Con lo scopo dichiarato di sconfiggere il Leviatano fiscale e l’obiettivo occulto di insediare il Kraken eurocratico, l’ultimo decennio del millennio scorso ha visto l’inizio della devastazione dello stato sociale, del mondo del lavoro e della politica industriale. Il perfido pirata Davy Jones, dalla consolle del suo organo nell’oceano, o, più probabilmente, dal suo desk d’oltreoceano, guida i movimenti dell’orrenda creatura e l’ha ora condotta sulle prede più facili, Grecia e Italia, quelle più vicine ai suoi immondi tentacoli perché gravate dalla zavorra di enormi debiti pubblici. La Germania, ancora lontana dal mare ma presto circondata da relitti, continuerà a galleggiare?
1. F. Forte – Manuale di Scienza delle Finanze – Giuffrè Editore.
2. Kraken = mostro marino leggendario, dalle dimensioni abnormi (fonte: Wikipedia), comandato, nel film Pirati dei Caraibi, dal pirata-demone Davy Jones.
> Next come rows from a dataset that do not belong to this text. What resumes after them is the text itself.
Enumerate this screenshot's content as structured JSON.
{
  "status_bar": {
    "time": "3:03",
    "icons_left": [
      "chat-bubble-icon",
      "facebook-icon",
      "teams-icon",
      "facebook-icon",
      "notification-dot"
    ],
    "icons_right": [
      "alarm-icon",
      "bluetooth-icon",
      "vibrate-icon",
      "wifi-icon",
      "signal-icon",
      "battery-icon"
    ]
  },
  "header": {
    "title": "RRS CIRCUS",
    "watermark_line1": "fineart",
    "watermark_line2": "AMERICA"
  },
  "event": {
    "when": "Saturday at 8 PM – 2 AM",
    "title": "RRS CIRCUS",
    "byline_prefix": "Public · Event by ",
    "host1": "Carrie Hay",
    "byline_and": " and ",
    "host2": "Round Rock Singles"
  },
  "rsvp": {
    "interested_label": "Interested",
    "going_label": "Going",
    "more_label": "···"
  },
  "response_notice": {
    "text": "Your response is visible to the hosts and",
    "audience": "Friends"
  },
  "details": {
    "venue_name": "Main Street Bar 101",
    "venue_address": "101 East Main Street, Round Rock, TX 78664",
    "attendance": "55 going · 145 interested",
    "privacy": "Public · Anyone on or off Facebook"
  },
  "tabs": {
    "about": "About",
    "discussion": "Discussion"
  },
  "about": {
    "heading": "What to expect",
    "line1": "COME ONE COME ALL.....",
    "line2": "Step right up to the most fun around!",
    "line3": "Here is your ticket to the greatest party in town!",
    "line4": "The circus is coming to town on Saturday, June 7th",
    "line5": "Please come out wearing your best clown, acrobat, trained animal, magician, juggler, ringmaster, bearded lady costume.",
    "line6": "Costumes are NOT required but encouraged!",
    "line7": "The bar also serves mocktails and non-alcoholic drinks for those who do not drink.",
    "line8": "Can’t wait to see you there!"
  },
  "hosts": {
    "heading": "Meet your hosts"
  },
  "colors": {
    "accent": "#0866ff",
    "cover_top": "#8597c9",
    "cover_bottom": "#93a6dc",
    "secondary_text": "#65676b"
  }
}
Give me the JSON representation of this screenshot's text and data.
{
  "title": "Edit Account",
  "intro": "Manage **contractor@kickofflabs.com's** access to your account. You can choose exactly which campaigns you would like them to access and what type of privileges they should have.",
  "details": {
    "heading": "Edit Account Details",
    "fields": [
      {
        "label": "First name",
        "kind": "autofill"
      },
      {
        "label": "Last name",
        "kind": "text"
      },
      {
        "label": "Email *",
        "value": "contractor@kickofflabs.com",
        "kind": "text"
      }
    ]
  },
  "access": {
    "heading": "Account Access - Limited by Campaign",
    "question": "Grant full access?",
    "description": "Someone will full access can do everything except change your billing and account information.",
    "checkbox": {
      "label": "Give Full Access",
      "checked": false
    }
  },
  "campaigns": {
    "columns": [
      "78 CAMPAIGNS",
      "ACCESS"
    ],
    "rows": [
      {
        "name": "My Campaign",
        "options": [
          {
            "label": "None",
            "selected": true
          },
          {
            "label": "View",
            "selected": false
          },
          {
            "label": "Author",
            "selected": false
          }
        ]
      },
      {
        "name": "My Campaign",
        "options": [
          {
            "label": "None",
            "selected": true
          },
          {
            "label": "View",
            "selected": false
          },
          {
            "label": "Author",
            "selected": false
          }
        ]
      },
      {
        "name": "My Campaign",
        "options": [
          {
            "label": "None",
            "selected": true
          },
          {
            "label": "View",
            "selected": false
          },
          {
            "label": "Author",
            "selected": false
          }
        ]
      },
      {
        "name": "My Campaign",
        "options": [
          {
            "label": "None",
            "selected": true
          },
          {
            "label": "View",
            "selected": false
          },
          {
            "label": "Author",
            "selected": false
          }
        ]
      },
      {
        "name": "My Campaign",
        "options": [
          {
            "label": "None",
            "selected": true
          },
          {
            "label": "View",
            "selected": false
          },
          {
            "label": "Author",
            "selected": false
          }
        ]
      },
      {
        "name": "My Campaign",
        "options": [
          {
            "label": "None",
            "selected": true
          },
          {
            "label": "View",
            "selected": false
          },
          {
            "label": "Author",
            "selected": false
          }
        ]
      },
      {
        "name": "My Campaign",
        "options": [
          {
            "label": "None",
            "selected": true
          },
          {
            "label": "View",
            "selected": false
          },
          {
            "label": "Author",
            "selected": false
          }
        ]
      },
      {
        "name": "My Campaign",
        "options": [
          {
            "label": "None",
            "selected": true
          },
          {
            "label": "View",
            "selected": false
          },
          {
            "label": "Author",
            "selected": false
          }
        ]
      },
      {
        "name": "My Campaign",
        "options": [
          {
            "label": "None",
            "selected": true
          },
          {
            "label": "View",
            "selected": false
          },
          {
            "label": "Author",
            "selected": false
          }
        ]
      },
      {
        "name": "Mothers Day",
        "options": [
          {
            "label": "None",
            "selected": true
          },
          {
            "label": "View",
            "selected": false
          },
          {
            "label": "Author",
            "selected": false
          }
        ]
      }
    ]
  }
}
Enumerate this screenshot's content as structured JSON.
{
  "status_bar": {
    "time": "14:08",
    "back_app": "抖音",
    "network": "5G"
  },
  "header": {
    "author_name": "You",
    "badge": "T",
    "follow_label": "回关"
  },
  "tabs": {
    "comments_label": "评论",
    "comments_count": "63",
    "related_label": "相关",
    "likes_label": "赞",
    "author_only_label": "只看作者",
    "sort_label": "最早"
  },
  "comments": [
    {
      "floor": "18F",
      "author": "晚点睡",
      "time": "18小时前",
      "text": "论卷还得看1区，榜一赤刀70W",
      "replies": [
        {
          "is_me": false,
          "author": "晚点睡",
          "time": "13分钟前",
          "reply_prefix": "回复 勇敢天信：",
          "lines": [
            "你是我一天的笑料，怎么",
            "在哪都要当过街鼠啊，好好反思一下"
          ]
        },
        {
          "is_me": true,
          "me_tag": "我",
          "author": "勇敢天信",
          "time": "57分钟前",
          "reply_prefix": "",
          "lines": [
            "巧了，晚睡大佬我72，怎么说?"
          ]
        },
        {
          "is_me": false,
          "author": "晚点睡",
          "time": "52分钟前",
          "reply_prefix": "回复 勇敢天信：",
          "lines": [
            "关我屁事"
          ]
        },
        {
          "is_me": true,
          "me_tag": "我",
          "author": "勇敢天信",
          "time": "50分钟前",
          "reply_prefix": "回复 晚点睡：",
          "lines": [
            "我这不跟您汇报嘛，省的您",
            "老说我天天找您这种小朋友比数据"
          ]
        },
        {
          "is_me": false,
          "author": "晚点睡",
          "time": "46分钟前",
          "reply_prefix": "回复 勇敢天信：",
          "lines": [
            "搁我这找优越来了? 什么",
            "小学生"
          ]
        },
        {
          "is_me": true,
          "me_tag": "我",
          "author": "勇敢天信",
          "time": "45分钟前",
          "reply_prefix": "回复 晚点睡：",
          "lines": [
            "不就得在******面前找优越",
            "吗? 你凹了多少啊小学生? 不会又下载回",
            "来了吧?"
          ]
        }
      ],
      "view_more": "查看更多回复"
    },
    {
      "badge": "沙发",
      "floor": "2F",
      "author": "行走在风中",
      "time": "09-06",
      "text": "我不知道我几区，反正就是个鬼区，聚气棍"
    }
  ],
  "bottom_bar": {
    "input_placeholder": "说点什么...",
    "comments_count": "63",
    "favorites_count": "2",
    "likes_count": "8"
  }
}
3. Fino al citato divorzio Banca d’Italia – Tesoro, la banca centrale era tenuta a sottoscrivere i titoli di stato rimasti invenduti durante le aste, mentre alle banche era imposto il vincolo di portafoglio che le obbligava a sottoscrivere i titoli del Tesoro; in virtù di queste misure, fino ad allora il rapporto debito pubblico/Pil si era mantenuto al disotto del 60%. A partire dai primi anni ‘80, il rapporto debito/Pil si è impennato fino a raggiungere il 120% e questo a causa principalmente dell’esplosione della spesa per interessi. In pratica, il divorzio motivato con la volontà di contenere l’inflazione causata dalla monetizzazione della spesa pubblica, ha causato la deflagrazione della spesa per interessi e la conseguente crescita abnorme del debito pubblico.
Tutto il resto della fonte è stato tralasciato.